Innovative farmers are growing crops that are difficult to grow in water-deficient regions.

ImageFarmers of Gujarat are now challenging nature. Despite water shortage in the state, many farmers have been successful in growing crops which need a lot of water and for which Gujarat’s climate is not at all favourable. 

For instance, apples, saffron and cashew are difficult to grow in water-deficient states like Gujarat. 

Yet some enterprising farmers have experimented and succeeded in growing these crops despite the unfavourable climatic conditions. 

Cashew is being grown in Saurashtra and South Gujarat while Anand Agricultural University has been successful in growing saffron, albeit in greenhouses on its farm. Incidentally, saffron has long been associated with Kashmir and its climate. 

Businessman Rustom Cama has recently joined farmers in experimenting with different crops. 

Apples generally grow in places like Himachal Pradesh where the climate is damp and cold. But he has been successful in growing around 100 apple trees on his arid farmland near Mount Abu.

Cama said that he started growing apple trees four years ago and that the trees had yielded good quality fruit for the last two years. 
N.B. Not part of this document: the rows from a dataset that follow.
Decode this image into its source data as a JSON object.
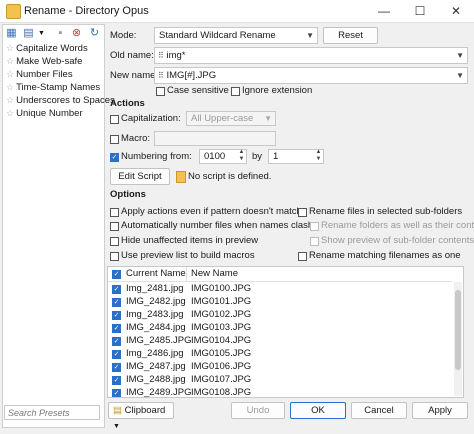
{
  "window": {
    "title": "Rename - Directory Opus"
  },
  "titlebar_buttons": {
    "minimize": "—",
    "maximize": "☐",
    "close": "✕"
  },
  "presets": {
    "items": [
      "Capitalize Words",
      "Make Web-safe",
      "Number Files",
      "Time-Stamp Names",
      "Underscores to Spaces",
      "Unique Number"
    ],
    "search_placeholder": "Search Presets"
  },
  "mode": {
    "label": "Mode:",
    "value": "Standard Wildcard Rename",
    "reset": "Reset"
  },
  "old_name": {
    "label": "Old name:",
    "value": "img*"
  },
  "new_name": {
    "label": "New name:",
    "value": "IMG[#].JPG"
  },
  "case_sensitive": "Case sensitive",
  "ignore_extension": "Ignore extension",
  "actions": {
    "title": "Actions",
    "capitalization_label": "Capitalization:",
    "capitalization_value": "All Upper-case",
    "macro_label": "Macro:",
    "numbering_label": "Numbering from:",
    "numbering_from": "0100",
    "by_label": "by",
    "by_value": "1",
    "edit_script": "Edit Script",
    "no_script": "No script is defined."
  },
  "options": {
    "title": "Options",
    "apply_actions": "Apply actions even if pattern doesn't match",
    "auto_number": "Automatically number files when names clash",
    "hide_unaffected": "Hide unaffected items in preview",
    "use_preview": "Use preview list to build macros",
    "rename_subfolders": "Rename files in selected sub-folders",
    "rename_folders_too": "Rename folders as well as their contents",
    "show_preview_sub": "Show preview of sub-folder contents",
    "rename_matching": "Rename matching filenames as one"
  },
  "file_list": {
    "col_current": "Current Name",
    "col_new": "New Name",
    "rows": [
      [
        "Img_2481.jpg",
        "IMG0100.JPG"
      ],
      [
        "IMG_2482.jpg",
        "IMG0101.JPG"
      ],
      [
        "Img_2483.jpg",
        "IMG0102.JPG"
      ],
      [
        "IMG_2484.jpg",
        "IMG0103.JPG"
      ],
      [
        "IMG_2485.JPG",
        "IMG0104.JPG"
      ],
      [
        "Img_2486.jpg",
        "IMG0105.JPG"
      ],
      [
        "IMG_2487.jpg",
        "IMG0106.JPG"
      ],
      [
        "IMG_2488.jpg",
        "IMG0107.JPG"
      ],
      [
        "IMG_2489.JPG",
        "IMG0108.JPG"
      ]
    ]
  },
  "bottom": {
    "clipboard": "Clipboard",
    "undo": "Undo",
    "ok": "OK",
    "cancel": "Cancel",
    "apply": "Apply"
  },
  "colors": {
    "accent": "#2a6fc9",
    "note_icon": "#f2c14e"
  }
}
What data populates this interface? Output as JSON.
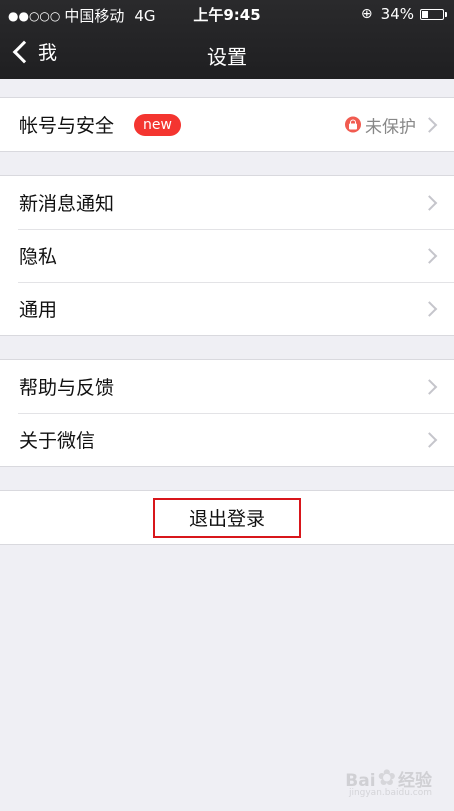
{
  "status_bar": {
    "signal": "●●○○○",
    "carrier": "中国移动",
    "network": "4G",
    "time": "上午9:45",
    "rotation_lock_icon": "rotation-lock-icon",
    "battery_percent": "34%",
    "battery_level": 0.34
  },
  "nav": {
    "back_label": "我",
    "title": "设置"
  },
  "groups": {
    "account": {
      "label": "帐号与安全",
      "badge": "new",
      "status": "未保护"
    },
    "general": [
      {
        "label": "新消息通知"
      },
      {
        "label": "隐私"
      },
      {
        "label": "通用"
      }
    ],
    "about": [
      {
        "label": "帮助与反馈"
      },
      {
        "label": "关于微信"
      }
    ]
  },
  "logout": {
    "label": "退出登录"
  },
  "watermark": {
    "text_left": "Bai",
    "text_right": "经验",
    "sub": "jingyan.baidu.com"
  },
  "colors": {
    "nav_bg": "#2a2a2c",
    "page_bg": "#efeff4",
    "badge": "#f43530",
    "highlight_box": "#d8161b"
  }
}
“When I first asked a university for apple plants so that I could grow them on my farm near Mount Abu, the university refused. The university evidently thought that it was not possible to grow apples in Mount Abu,” said Cama.  

He further said that as there is shortage of water in the region, it is not possible to grow apple trees in large numbers. He, however, added that he had not found the climate to be much of a problem and the apples grown on his farm were of good quality. 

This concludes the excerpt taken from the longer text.